Doug Cannon's garage told the whole story. Stacked with Costco boxes, Amazon deliveries, and bags of plastic, the Post Falls home had become an accidental recycling depot, and it gave Cannon the idea to turn a personal problem into a business.
WECYCLE IT, described as one of a kind in Kootenai County, launched in January 2026 as a mobile, door-to-door recycling pickup service built around a straightforward premise: most households accumulate recyclables they cannot easily move, and the county's transfer stations, while capable, require residents to do all the hauling themselves.
"We started the business in January," Cannon said. "The garage at our home in Post Falls was full of plastic bags and moving boxes: Costco boxes and Amazon boxes."
The service collects large cardboard bundles, batteries, electronics, and household appliances, categories that regularly fall through the gaps of standard curbside recycling programs. Rather than asking customers to break down boxes or schedule a trip to a transfer station, WECYCLE IT picks up materials directly from the home and routes them to the appropriate recycling or disposal outlets.
The gap Cannon is attempting to fill is real. Kootenai County Solid Waste accepts a wide range of materials, but the burden of transport falls entirely on the resident. For elderly, disabled, or time-constrained households, that barrier is often enough to send recyclable electronics, old car batteries, and bulky cardboard straight to the trash.

Cannon has set his sights on routes across Coeur d'Alene, Post Falls, Hayden, and surrounding communities as WECYCLE IT scales to meet demand. The model is a private-sector answer to a logistics problem that municipal programs have not fully solved: getting hard-to-recycle items out of homes without requiring residents to become their own freight handlers.

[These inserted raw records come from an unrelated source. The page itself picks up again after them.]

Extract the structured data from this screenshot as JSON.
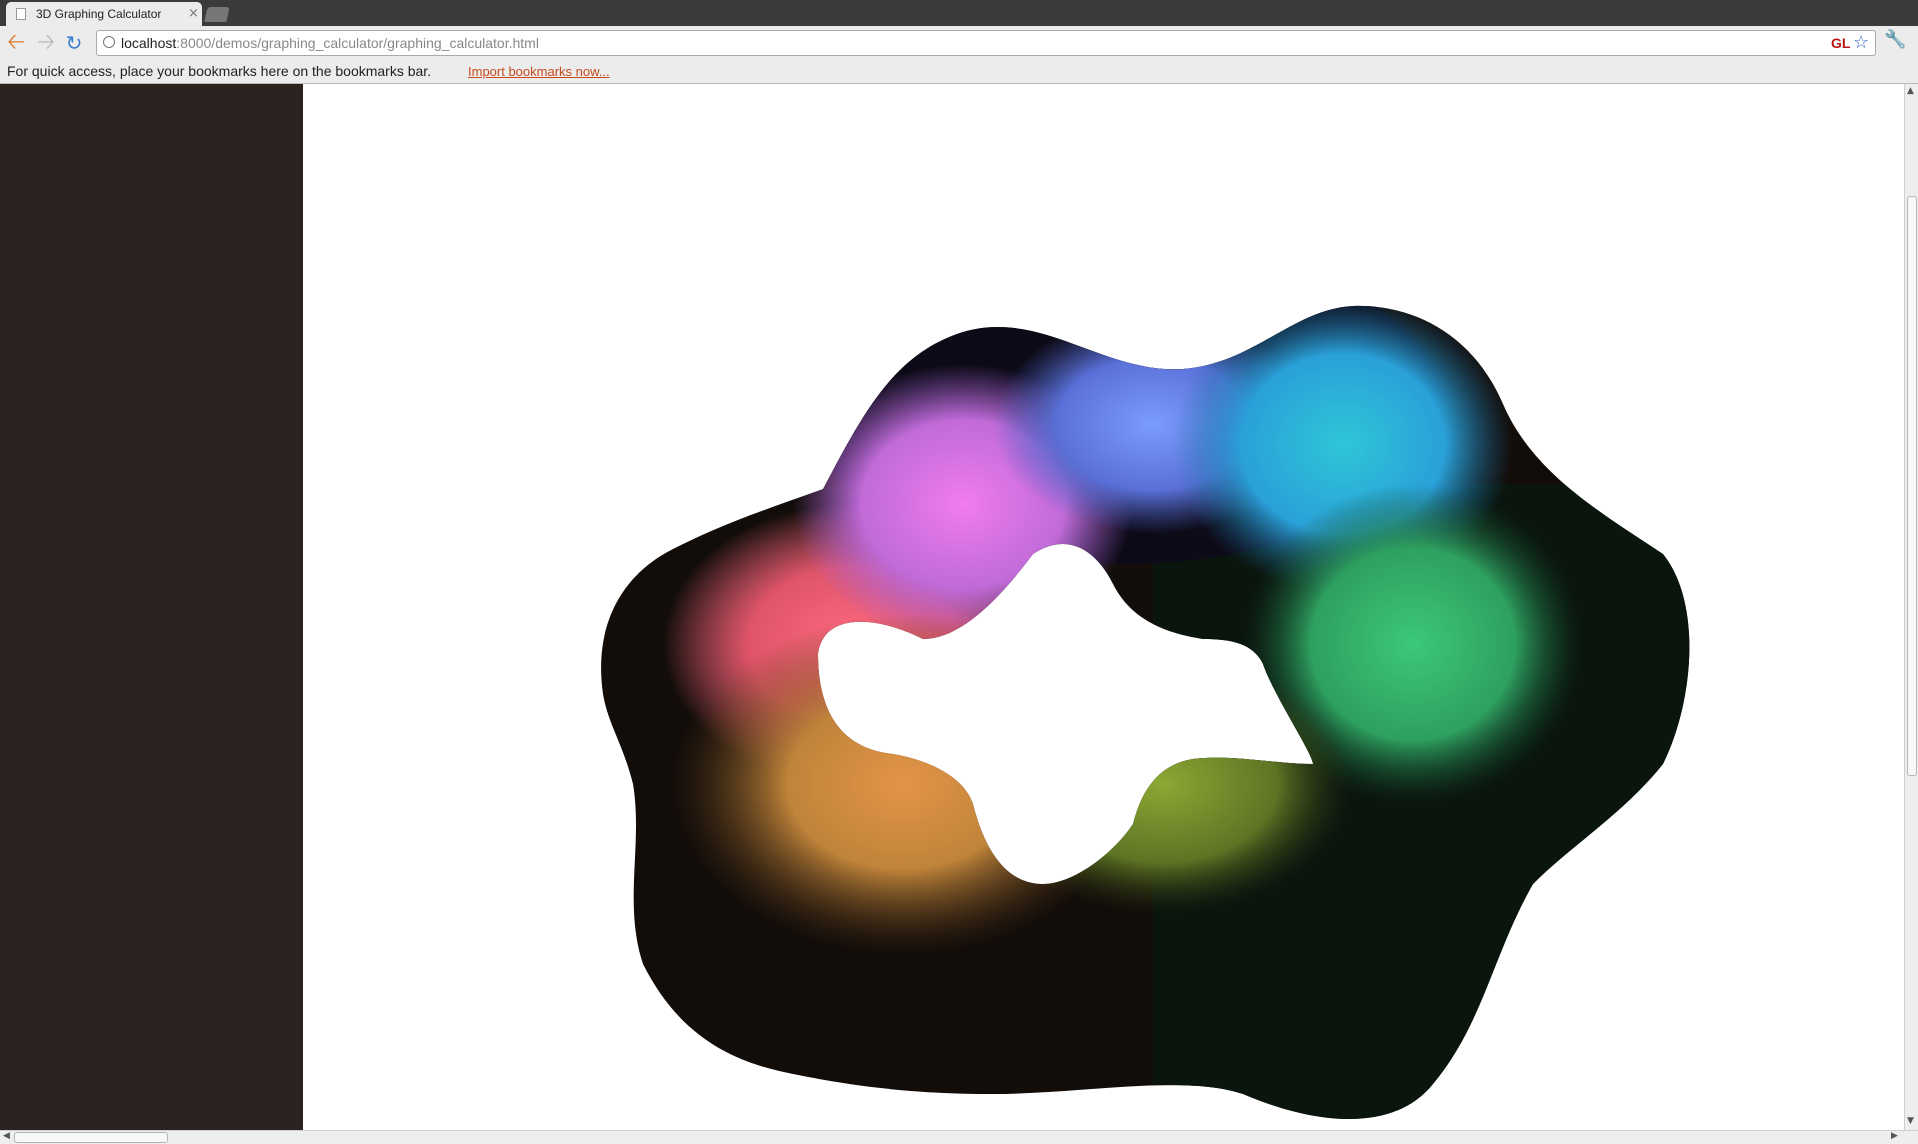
{
  "browser": {
    "tab_title": "3D Graphing Calculator",
    "tab_close": "×",
    "url_host": "localhost",
    "url_rest": ":8000/demos/graphing_calculator/graphing_calculator.html",
    "gl_badge": "GL"
  },
  "bookmarks_bar": {
    "prompt": "For quick access, place your bookmarks here on the bookmarks bar.",
    "import_link": "Import bookmarks now..."
  },
  "icons": {
    "back": "back-arrow-icon",
    "forward": "forward-arrow-icon",
    "reload": "reload-icon",
    "bookmark_star": "star-icon",
    "settings": "wrench-icon",
    "page": "page-icon",
    "site_info": "globe-icon"
  },
  "colors": {
    "sidebar": "#2a2320",
    "surface_pink": "#ff6a80",
    "surface_magenta": "#f07cf0",
    "surface_blue": "#6a90ff",
    "surface_cyan": "#2ec6d8",
    "surface_green": "#38c474",
    "surface_orange": "#e19248",
    "surface_olive": "#8ca834"
  }
}
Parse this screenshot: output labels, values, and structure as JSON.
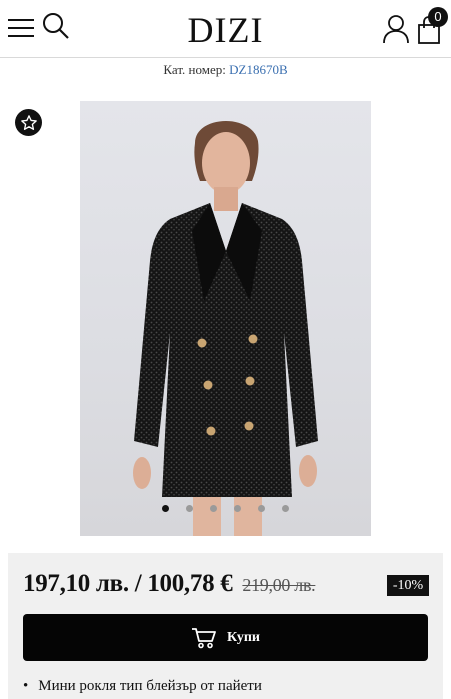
{
  "header": {
    "logo": "DIZI",
    "cart_count": "0",
    "icons": [
      "menu-icon",
      "search-icon",
      "user-icon",
      "shopping-bag-icon"
    ]
  },
  "product": {
    "sku_label": "Кат. номер:",
    "sku_value": "DZ18670B",
    "carousel": {
      "total": 6,
      "active": 1
    }
  },
  "pricing": {
    "price_text": "197,10 лв. / 100,78 €",
    "old_price": "219,00 лв.",
    "discount": "-10%",
    "buy_label": "Купи"
  },
  "features": [
    "Мини рокля тип блейзър от пайети"
  ],
  "colors": {
    "accent": "#111111",
    "sku_link": "#3a6fb0",
    "panel_bg": "#f0f0f0"
  }
}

If WECYCLE IT gains traction, the ripple effects could extend beyond individual households. Small retailers, property managers, and businesses generating consistent cardboard or electronics waste are natural candidates for a mobile pickup model. A growing private recycling logistics presence in North Idaho could also reduce the volume of materials arriving at county transfer stations, easing pressure on public infrastructure.
For now, Cannon is three months into building something Kootenai County has not had before.